Si configura come un monito dell’amministrazione di Joe Biden allo stato ebraico, principale alleato degli Usa in Medio oriente, dopo le recenti tensioni sull’espansione degli insediamenti in Cisgiordania e sul ritorno ai negoziati sul nucleare con l’Iran.

Repressione transnazionale

Pegasus, il sistema sviluppato da Nso, è in grado di infiltrare e pilotare da remoto smartphone con grande facilità.

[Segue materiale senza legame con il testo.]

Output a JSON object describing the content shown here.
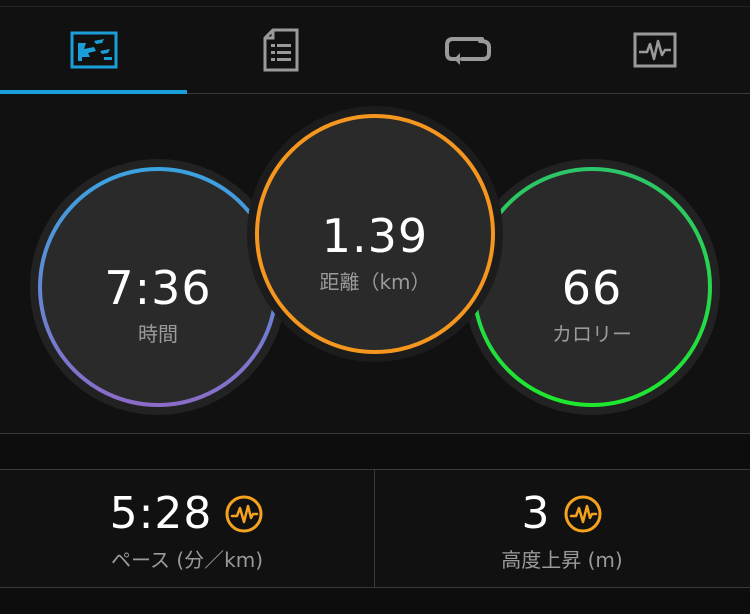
{
  "tabs": [
    {
      "name": "overview",
      "icon": "running-shoe-chart-icon",
      "active": true
    },
    {
      "name": "details",
      "icon": "document-list-icon",
      "active": false
    },
    {
      "name": "laps",
      "icon": "loop-arrows-icon",
      "active": false
    },
    {
      "name": "charts",
      "icon": "heart-rate-monitor-icon",
      "active": false
    }
  ],
  "rings": {
    "time": {
      "value": "7:36",
      "label": "時間"
    },
    "distance": {
      "value": "1.39",
      "label": "距離（km）"
    },
    "calories": {
      "value": "66",
      "label": "カロリー"
    }
  },
  "stats": {
    "pace": {
      "value": "5:28",
      "label": "ペース (分／km)",
      "icon": "activity-wave-icon"
    },
    "elevation": {
      "value": "3",
      "label": "高度上昇 (m)",
      "icon": "activity-wave-icon"
    }
  },
  "colors": {
    "accent": "#1a9fd8",
    "time_ring_top": "#3aa3e0",
    "time_ring_bottom": "#8b6cc8",
    "distance_ring": "#f5961e",
    "calories_ring_top": "#2ec46a",
    "calories_ring_bottom": "#1ee82e",
    "stat_icon": "#f5a31e"
  }
}
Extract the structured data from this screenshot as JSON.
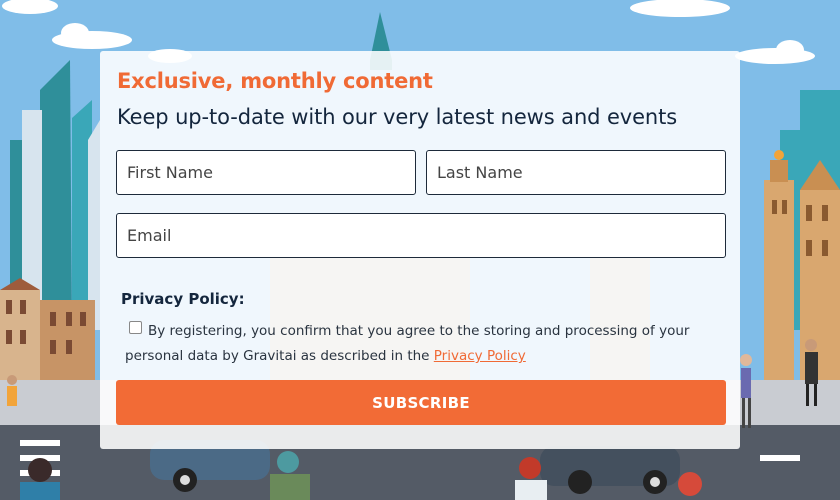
{
  "form": {
    "eyebrow": "Exclusive, monthly content",
    "headline": "Keep up-to-date with our very latest news and events",
    "first_name_placeholder": "First Name",
    "last_name_placeholder": "Last Name",
    "email_placeholder": "Email",
    "privacy_heading": "Privacy Policy:",
    "consent_text": "By registering, you confirm that you agree to the storing and processing of your personal data by Gravitai as described in the ",
    "privacy_link": "Privacy Policy",
    "consent_checked": false,
    "subscribe_label": "SUBSCRIBE"
  },
  "colors": {
    "accent": "#f26b36",
    "heading": "#14263d",
    "sky": "#7fbde8"
  },
  "icons": [
    "cloud-icon",
    "skyline-illustration",
    "checkbox-icon"
  ]
}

I noti rapporti commerciali dell’azienda con una serie di regimi autocratici nel mondo, che hanno utilizzato la tecnologia per perseguitare attivisti, giornalisti e dissidenti politici, sono stati oggetto di un’inchiesta giornalistica internazionale di largo respiro lo scorso luglio.

L’utilizzo di WhatsApp per infiltrare gli smartphone ha procurato a Nso una causa dell’azienda proprietaria Facebook. Fra i bersagli illustri del sistema Pegasus ci sarebbe stato anche, per mano saudita, un sodale del giornalista dissidente Jamal Khashoggi, eliminato dal regime di Riyadh nel consolato di Istanbul nell’autunno 2018.

I servizi marocchini avrebbero pianificato di utilizzarlo addirittura per intercettare il presidente francese Emmanuel Macron, che ne ha chiesto conto a Bennett ancora la scorsa settimana al summit sul clima di Glagow (l’estate scorsa il ministro della Difesa Benny Gantz era volato a Parigi per cospargersi il capo di cenere).

Secondo l’amministrazione Biden, Nso sarebbe colpevole di favorire il fenomeno della “repressione transnazionale”, un’espressione che allude a forme di repressione dalle più estreme, come delitti e rapimenti di stato in territorio straniero, a quelle più blande come intimidazioni online e sorveglianza da remoto.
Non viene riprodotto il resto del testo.